Loge: Insgesamt betrachtet ist der Landkreis Dahme-Spreewald mit touristischen Radrouten gut ausgestattet. Aber wir können die Attraktivität weiter erhöhen, wenn wir diese Routen mit Querverbindungen vernetzen. Die Befahrbarkeit dieser Routen ist abschnittsweise verbesserungsbedürftig. Hierbei sind aber unterschiedliche Beteiligte gefordert, denen häufig nicht das Geld zur Wegeverbesserung zur Verfügung steht.
Daneben besteht im Landkreis Dahme-Spreewald aus der Sicht der Bürger vielfach ein starker Wunsch nach Radwegen an stark befahrenen Straßen insbesondere zwischen den Ortschaften. Das betrifft den Alltagsradverkehr.

Radzeit: Das Land Brandenburg leistet eine Anschubfinanzierung von 136 000 € im ersten Jahr für den Aufbau einer Geschäftsstelle. Wo erwarten Sie als AG weitere Unterstützung von der Landesregierung?

Loge: Einerseits in dem Bekenntnis des Landes zur Förderung des Radverkehrs allgemein und insbesondere durch die Bereitstellung ausreichender Finanzen.
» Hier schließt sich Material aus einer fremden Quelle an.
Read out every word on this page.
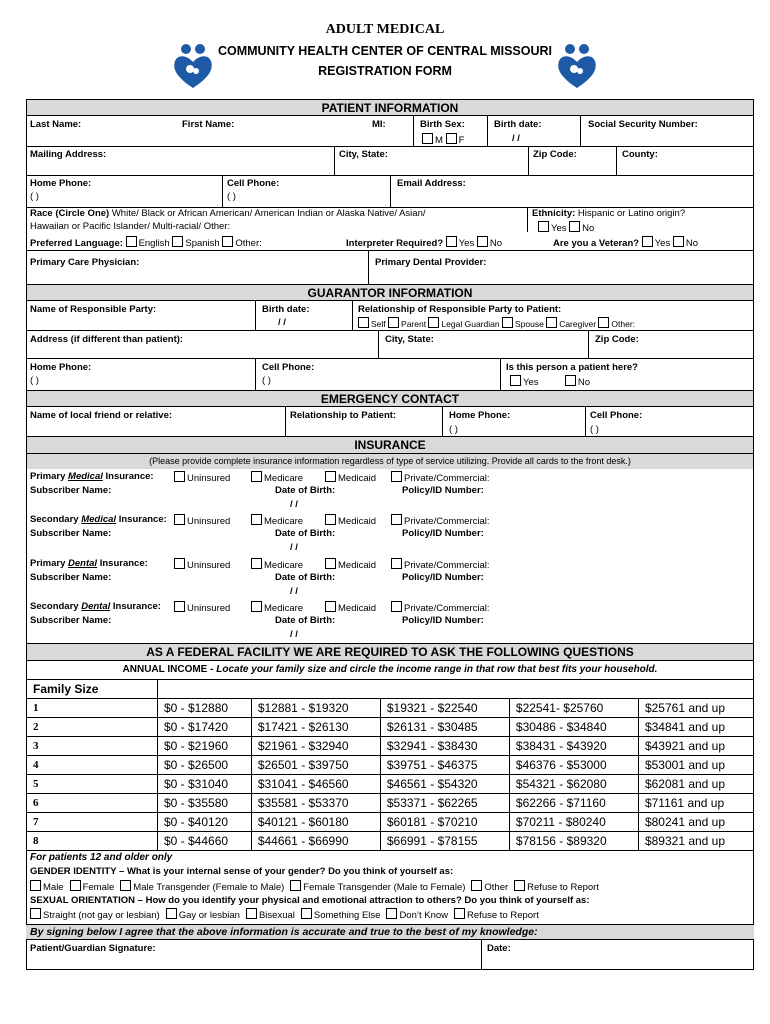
ADULT MEDICAL
COMMUNITY HEALTH CENTER OF CENTRAL MISSOURI
REGISTRATION FORM
PATIENT INFORMATION
Last Name:	First Name:	MI:	Birth Sex:
M F
Birth date:
/ /
Social Security Number:
Mailing Address:	City, State:	Zip Code:	County:
Home Phone:
( )
Cell Phone:
( )
Email Address:
Race (Circle One) White/ Black or African American/ American Indian or Alaska Native/ Asian/
Hawaiian or Pacific Islander/ Multi-racial/ Other:
Ethnicity: Hispanic or Latino origin?
Yes No
Preferred Language: English Spanish Other:	Interpreter Required? Yes No	Are you a Veteran? Yes No
Primary Care Physician:	Primary Dental Provider:
GUARANTOR INFORMATION
Name of Responsible Party:	Birth date:
/ /
Relationship of Responsible Party to Patient:
Self Parent Legal Guardian Spouse Caregiver Other:
Address (if different than patient):	City, State:	Zip Code:
Home Phone:
( )
Cell Phone:
( )
Is this person a patient here?
Yes	No
EMERGENCY CONTACT
Name of local friend or relative:	Relationship to Patient:	Home Phone:
( )
Cell Phone:
( )
INSURANCE
(Please provide complete insurance information regardless of type of service utilizing. Provide all cards to the front desk.)
Primary Medical Insurance:	Uninsured	Medicare	Medicaid	Private/Commercial:
Subscriber Name:	Date of Birth:	Policy/ID Number:
/ /
Secondary Medical Insurance:	Uninsured	Medicare	Medicaid	Private/Commercial:
Subscriber Name:	Date of Birth:	Policy/ID Number:
/ /
Primary Dental Insurance:	Uninsured	Medicare	Medicaid	Private/Commercial:
Subscriber Name:	Date of Birth:	Policy/ID Number:
/ /
Secondary Dental Insurance:	Uninsured	Medicare	Medicaid	Private/Commercial:
Subscriber Name:	Date of Birth:	Policy/ID Number:
/ /
AS A FEDERAL FACILITY WE ARE REQUIRED TO ASK THE FOLLOWING QUESTIONS
ANNUAL INCOME - Locate your family size and circle the income range in that row that best fits your household.
Family Size					
1	$0 - $12880	$12881 - $19320	$19321 - $22540	$22541- $25760	$25761 and up
2	$0 - $17420	$17421 - $26130	$26131 - $30485	$30486 - $34840	$34841 and up
3	$0 - $21960	$21961 - $32940	$32941 - $38430	$38431 - $43920	$43921 and up
4	$0 - $26500	$26501 - $39750	$39751 - $46375	$46376 - $53000	$53001 and up
5	$0 - $31040	$31041 - $46560	$46561 - $54320	$54321 - $62080	$62081 and up
6	$0 - $35580	$35581 - $53370	$53371 - $62265	$62266 - $71160	$71161 and up
7	$0 - $40120	$40121 - $60180	$60181 - $70210	$70211 - $80240	$80241 and up
8	$0 - $44660	$44661 - $66990	$66991 - $78155	$78156 - $89320	$89321 and up
For patients 12 and older only
GENDER IDENTITY – What is your internal sense of your gender? Do you think of yourself as:
Male Female Male Transgender (Female to Male) Female Transgender (Male to Female) Other Refuse to Report
SEXUAL ORIENTATION – How do you identify your physical and emotional attraction to others? Do you think of yourself as:
Straight (not gay or lesbian) Gay or lesbian Bisexual Something Else Don’t Know Refuse to Report
By signing below I agree that the above information is accurate and true to the best of my knowledge:
Patient/Guardian Signature:	Date:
Andererseits sollten landesgesetzliche Vorschriften zum Bau von Radverkehrsanlagen vereinfacht werden, z. B. im Natur- und Denkmalschutz. Letztlich sollte das Land im Rahmen der Erhöhung der Verkehrssicherheit dafür Sorge tragen, dass deutlich mehr Polizeikontrollen bei den Rad­fahrern durchgeführt werden.